Que bela surpresa foi esta leitura. Esta novela gráfica, editada pela Relógio d'Água, é uma adaptação do original "Um Feiticeiro de Terramar", de Ursula K. Le Guin. A adaptação esteve a cargo de Fred Fordham, que já conhecíamos de outras adaptações como "Admirável mundo novo", "O Grande Gatsby" e "Mataram a Cotovia".

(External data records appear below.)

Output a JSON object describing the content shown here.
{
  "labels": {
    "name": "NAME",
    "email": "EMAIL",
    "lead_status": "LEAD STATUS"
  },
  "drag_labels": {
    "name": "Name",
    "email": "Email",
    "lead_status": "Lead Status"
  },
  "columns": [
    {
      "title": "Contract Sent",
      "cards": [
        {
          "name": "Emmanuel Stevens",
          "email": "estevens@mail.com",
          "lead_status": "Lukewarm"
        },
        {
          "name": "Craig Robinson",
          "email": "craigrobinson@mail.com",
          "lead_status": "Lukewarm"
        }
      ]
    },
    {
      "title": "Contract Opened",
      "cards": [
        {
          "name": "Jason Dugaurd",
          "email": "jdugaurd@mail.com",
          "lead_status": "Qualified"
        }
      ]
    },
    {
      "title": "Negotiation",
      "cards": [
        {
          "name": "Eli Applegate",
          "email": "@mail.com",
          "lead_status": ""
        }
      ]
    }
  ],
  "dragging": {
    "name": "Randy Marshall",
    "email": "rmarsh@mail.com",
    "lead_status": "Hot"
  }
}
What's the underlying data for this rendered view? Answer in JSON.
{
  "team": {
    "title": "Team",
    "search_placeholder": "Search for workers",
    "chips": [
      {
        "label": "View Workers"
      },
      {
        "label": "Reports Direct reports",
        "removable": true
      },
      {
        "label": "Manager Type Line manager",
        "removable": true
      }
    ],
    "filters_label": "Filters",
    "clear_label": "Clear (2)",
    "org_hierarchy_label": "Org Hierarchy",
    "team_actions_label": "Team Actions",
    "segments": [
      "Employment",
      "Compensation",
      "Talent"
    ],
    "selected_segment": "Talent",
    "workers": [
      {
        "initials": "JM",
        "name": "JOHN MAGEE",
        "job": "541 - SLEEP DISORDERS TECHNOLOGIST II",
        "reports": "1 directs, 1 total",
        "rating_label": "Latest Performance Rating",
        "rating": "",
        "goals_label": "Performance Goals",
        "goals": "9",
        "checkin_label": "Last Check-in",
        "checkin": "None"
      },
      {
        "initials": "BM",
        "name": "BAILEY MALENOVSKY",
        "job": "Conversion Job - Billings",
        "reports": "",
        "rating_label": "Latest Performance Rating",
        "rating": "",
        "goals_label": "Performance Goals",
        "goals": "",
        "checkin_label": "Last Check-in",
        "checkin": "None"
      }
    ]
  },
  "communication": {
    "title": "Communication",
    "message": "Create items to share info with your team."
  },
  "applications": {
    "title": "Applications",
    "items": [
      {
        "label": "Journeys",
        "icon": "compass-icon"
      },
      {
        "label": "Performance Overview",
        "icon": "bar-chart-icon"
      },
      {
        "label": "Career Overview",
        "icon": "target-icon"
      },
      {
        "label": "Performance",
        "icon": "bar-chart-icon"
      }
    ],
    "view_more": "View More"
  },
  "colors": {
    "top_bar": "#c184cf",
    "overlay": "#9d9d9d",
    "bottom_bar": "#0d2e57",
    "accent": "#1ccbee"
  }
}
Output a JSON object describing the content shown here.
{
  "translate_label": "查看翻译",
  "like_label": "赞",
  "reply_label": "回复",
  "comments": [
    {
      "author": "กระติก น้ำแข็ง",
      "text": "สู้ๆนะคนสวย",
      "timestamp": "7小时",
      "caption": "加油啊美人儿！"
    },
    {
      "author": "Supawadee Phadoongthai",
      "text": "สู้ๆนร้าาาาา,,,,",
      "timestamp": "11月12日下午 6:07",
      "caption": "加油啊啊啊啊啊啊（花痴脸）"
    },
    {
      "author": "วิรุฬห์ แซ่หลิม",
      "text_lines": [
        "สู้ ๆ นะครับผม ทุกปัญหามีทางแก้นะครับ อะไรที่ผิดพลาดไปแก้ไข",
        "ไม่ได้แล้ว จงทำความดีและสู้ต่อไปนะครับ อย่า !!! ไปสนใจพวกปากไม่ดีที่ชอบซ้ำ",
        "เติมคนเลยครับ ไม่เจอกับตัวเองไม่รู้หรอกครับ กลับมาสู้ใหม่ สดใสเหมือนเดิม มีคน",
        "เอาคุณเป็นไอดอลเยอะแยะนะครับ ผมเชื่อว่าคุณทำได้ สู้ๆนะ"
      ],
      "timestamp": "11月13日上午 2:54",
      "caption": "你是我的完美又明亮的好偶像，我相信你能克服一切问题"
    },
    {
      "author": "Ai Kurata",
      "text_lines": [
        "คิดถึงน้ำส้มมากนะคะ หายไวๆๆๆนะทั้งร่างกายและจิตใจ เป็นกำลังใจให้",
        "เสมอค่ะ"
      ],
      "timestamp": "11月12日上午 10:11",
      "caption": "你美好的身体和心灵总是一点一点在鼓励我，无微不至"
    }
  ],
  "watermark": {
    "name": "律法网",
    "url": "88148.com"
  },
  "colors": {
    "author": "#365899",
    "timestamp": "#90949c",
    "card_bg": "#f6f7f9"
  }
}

E dizemos bela surpresa porque, não conhecendo o original, fomos cativados pela história, que nos remeteu para vários universos. Este "Um Feiticeiro de Terramar", tem um universo próprio, mas em momentos distintos fez-nos recordar um pouco Harry Potter, O Senhor dos Anéis ou A Guerra dos Tronos.
Estamos, portanto, perante uma reinterpretação visual de um clássico de fantasia que acompanha a história de Ged desde o seu nascimento. Ged é um jovem humilde, órfão de mãe, que vive com o seu pai, ferreiro de profissão. É dotado de grande poder mágico que ainda não sabe bem como controlar, nem tem bem a noção da sua capacidade. É num momento crítico em que salva a sua aldeia, que lhe é reconhecido poder e é enviado para aprender com os melhores.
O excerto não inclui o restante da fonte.